Are global variables in PHP considered bad practice? If so, why?

Reposted from the ended SO Documentation Beta

We can illustrate this problem with the following pseudo-code

function foo() {
     global $bob;
     $bob->doSomething();
}

Your first question here is an obvious one

Where did $bob come from?

Are you confused? Good. You’ve just learned why globals are confusing and considered a bad practice. If this were a real program, your next bit of fun is to go track down all instances of $bob and hope you find the right one (this gets worse if $bob is used everywhere). Worse, if someone else goes and defines $bob (or you forgot and reused that variable) your code can break (in the above code example, having the wrong object, or no object at all, would cause a fatal error).
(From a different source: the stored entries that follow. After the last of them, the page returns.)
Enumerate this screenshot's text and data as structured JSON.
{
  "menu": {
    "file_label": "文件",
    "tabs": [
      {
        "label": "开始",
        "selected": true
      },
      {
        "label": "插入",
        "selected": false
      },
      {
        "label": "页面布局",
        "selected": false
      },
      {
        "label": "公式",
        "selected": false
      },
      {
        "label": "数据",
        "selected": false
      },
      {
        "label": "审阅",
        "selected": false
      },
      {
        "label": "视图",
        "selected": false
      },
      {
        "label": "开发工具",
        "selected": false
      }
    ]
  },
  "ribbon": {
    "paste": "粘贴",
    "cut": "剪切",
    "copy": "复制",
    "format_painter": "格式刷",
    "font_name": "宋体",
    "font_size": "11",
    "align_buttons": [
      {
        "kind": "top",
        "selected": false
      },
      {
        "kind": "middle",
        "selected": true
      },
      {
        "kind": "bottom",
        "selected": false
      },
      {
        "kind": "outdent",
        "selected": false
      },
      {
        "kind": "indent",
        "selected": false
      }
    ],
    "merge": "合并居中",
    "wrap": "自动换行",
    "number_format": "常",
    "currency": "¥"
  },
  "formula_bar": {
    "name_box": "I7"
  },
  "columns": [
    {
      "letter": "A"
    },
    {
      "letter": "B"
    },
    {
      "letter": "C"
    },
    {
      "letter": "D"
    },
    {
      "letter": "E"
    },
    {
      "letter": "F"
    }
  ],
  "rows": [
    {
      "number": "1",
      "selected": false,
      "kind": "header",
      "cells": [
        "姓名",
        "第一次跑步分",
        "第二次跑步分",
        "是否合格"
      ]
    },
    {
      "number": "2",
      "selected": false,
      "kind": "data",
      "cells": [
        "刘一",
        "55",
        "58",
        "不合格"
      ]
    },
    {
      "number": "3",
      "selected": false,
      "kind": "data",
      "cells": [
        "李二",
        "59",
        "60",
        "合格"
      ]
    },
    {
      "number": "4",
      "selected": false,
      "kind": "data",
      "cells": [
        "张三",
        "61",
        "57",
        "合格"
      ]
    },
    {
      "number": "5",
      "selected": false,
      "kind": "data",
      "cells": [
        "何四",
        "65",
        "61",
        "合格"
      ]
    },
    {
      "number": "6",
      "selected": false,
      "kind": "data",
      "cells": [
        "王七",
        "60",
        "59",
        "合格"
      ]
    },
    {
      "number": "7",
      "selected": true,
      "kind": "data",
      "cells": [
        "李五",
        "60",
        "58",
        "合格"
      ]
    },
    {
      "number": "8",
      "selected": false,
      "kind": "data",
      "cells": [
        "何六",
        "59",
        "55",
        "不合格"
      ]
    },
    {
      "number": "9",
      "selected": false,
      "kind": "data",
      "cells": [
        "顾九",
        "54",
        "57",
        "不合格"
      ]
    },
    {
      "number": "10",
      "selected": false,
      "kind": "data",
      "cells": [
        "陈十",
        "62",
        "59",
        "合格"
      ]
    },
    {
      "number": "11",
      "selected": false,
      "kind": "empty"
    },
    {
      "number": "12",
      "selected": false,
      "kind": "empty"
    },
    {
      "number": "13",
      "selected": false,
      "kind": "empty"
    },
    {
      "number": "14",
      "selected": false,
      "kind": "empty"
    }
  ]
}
Since virtually all PHP programs make use of code like include('file.php'); your job maintaining code like this becomes exponentially harder the more files you add.

How do we avoid Globals?

The best way to avoid globals is a philosophy called Dependency Injection. This is where we pass the tools we need into the function or class.

function foo(\Bar $bob) {
    $bob->doSomething();
}

This is much easier to understand and maintain. There’s no guessing where $bob was set up because the caller is responsible for knowing that (it’s passing us what we need to know). Better still, we can use type declarations to restrict what’s being passed. So we know that $bob is either an instance of the Bar class, or an instance of a child of Bar, meaning we know we can use the methods of that class. Combined with a standard autoloader (available since PHP 5.3), we can now go track down where Bar is defined. PHP 7.0 or later includes expanded type declarations, where you can also use scalar types (like int or string).